16.05.2017 16:39
Quelle: schweizerbauer.ch - sda
Bern
Allergiezentrum warnt vor hoher Gräserpollenkonzentration
Pollenallergikern steht eine leidige Zeit bevor: Nach dem wechselhaften und kühlen Wetter der vergangenen Wochen blühen die Gräser jetzt überall auf. Vielerorts in der Schweiz werden hohe Konzentrationen von Gräserpollen erwartet.

Bisher hatten Betroffene Wetterglück: Kälte und Regen bremsten Ende April und Anfang Mai den Blühbeginn der Gräser abrupt. Doch nun beginnt das Leiden wieder: «Ab sofort ist immer wieder mit starken Belastungen zu rechnen - ausser in den Bergen, wo die Gräser erst später blühen», liess sich Regula Gehrig, Biometeorologin von MeteoSchweiz, in einer Mitteilung des Schweizer Allergiezentrums «aha!» vom Dienstag zitieren.

Nicht zu unterschätzende Allergien

Gräserpollen sind bei Heuschnupfengeplagten besonders gefürchtet. Sie sind die Hauptauslöser des mühsamen Heuschnupfens: Über 1,2 Millionen Menschen in der Schweiz sind sensibilisiert. Hinzu kommt die lange Blühsaison der Gräser: Von Mai bis Anfang August verursachen die Eiweisse der Pollen bei Allergikerinnen und Allergikern Niesattacken, eine laufende oder verstopfte Nase, juckende, gerötete und tränende Augen sowie Juckreiz in Gaumen, Nase und Ohren.

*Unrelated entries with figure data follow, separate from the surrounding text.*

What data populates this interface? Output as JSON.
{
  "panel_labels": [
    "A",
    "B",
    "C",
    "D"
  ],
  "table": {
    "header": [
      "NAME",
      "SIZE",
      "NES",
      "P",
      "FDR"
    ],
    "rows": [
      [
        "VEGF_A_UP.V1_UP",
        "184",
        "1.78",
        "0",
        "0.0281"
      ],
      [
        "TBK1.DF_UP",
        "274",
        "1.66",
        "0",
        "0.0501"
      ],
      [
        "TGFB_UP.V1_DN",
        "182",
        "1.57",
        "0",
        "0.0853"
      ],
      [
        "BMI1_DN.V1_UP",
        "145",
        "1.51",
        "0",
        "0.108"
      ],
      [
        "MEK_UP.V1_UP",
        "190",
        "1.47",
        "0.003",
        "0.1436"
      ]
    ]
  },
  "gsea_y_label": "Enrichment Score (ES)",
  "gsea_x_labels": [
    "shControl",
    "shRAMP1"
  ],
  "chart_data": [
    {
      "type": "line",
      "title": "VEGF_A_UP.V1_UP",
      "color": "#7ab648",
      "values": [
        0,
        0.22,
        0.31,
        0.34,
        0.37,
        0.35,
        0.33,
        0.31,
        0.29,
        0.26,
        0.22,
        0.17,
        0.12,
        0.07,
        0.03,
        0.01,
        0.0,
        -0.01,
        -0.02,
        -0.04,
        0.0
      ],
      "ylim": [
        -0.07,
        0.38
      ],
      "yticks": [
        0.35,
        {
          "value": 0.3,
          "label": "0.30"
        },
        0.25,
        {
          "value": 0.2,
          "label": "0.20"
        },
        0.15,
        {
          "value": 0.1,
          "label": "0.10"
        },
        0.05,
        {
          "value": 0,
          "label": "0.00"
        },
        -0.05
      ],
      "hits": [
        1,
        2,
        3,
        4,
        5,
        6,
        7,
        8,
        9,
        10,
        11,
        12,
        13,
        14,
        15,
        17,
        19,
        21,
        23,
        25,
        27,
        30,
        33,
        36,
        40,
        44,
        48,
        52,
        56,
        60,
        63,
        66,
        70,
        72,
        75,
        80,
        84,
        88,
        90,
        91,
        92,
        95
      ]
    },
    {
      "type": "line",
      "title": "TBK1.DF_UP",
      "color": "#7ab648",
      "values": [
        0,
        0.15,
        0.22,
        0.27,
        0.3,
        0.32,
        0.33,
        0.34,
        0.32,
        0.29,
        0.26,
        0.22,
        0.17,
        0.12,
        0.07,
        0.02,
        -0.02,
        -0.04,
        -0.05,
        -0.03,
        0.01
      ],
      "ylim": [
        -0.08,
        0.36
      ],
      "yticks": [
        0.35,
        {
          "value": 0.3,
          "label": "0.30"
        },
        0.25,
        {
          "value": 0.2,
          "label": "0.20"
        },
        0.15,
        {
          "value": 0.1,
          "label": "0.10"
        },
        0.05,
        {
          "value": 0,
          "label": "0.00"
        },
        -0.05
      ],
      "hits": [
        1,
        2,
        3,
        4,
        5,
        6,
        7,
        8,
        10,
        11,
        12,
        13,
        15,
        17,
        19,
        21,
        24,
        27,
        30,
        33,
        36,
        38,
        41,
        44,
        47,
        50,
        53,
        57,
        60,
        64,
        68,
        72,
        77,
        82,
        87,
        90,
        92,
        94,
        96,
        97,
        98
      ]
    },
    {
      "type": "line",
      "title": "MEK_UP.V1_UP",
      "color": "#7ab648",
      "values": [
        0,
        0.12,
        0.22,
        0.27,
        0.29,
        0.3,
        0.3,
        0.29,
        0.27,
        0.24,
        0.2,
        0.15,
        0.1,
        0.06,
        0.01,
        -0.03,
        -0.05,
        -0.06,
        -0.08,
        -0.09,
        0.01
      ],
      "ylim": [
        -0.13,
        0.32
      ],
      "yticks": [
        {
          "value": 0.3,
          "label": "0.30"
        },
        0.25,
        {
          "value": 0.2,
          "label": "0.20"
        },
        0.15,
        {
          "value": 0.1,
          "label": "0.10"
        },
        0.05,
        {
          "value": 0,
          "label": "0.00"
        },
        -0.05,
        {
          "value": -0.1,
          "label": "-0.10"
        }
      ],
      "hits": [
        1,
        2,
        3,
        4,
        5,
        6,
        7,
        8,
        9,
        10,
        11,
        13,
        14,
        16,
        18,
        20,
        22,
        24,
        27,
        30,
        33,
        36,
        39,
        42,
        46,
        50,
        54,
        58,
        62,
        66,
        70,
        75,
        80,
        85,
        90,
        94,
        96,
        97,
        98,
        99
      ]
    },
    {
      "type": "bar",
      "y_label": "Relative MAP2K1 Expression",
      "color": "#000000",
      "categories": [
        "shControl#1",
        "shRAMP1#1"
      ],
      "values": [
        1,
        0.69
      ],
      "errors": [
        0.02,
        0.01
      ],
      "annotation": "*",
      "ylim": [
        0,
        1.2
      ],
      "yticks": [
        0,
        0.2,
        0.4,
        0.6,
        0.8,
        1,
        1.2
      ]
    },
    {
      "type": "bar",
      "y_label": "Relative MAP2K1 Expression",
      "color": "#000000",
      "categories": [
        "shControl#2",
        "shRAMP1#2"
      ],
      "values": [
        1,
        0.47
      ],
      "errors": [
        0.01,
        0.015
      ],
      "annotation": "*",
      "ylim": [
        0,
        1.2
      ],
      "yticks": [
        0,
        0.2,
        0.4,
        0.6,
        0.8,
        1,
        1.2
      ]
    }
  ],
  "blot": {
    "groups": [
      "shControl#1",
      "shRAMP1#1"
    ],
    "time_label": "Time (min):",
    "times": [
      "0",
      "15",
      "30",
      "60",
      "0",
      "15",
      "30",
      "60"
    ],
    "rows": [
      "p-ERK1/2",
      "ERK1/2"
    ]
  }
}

Das Allergiezentrum rät, eine vermutete Pollenallergie immer abzuklären. Unbehandelt könne daraus sonst Asthma entstehen. Medikamente in Form von Nasensprays, Augentropfen oder Tabletten lindern die Symptome. Mit einer Spezifischen Immuntherapie (SIT) wird der Körper langsam, innerhalb von drei bis fünf Jahren, an das Allergen gewöhnt, bis er nicht mehr allergisch reagiert.

Tipps für höhere Lebensqualität

Bei erhöhter Pollenkonzentration in der Luft und bei schönem, windigen Wetter ist zudem nur ein kurzer Aufenthalt an der frischen Luft ratsam. Empfohlen wird auch, eine Sonnenbrille zu tragen.

Als einer der Hauptgründe für die starke Zunahme von Allergien über die letzten Jahrzehnte wird der hohe Lebens- und Hygienestandard genannt. Gemäss dieser Theorie fehlen dem Immunsystem immer mehr die «natürlichen» Feinde (Parasiten, Viren, Bakterien). Es wehrt sich deshalb vermehrt gegen harmlose Stoffe.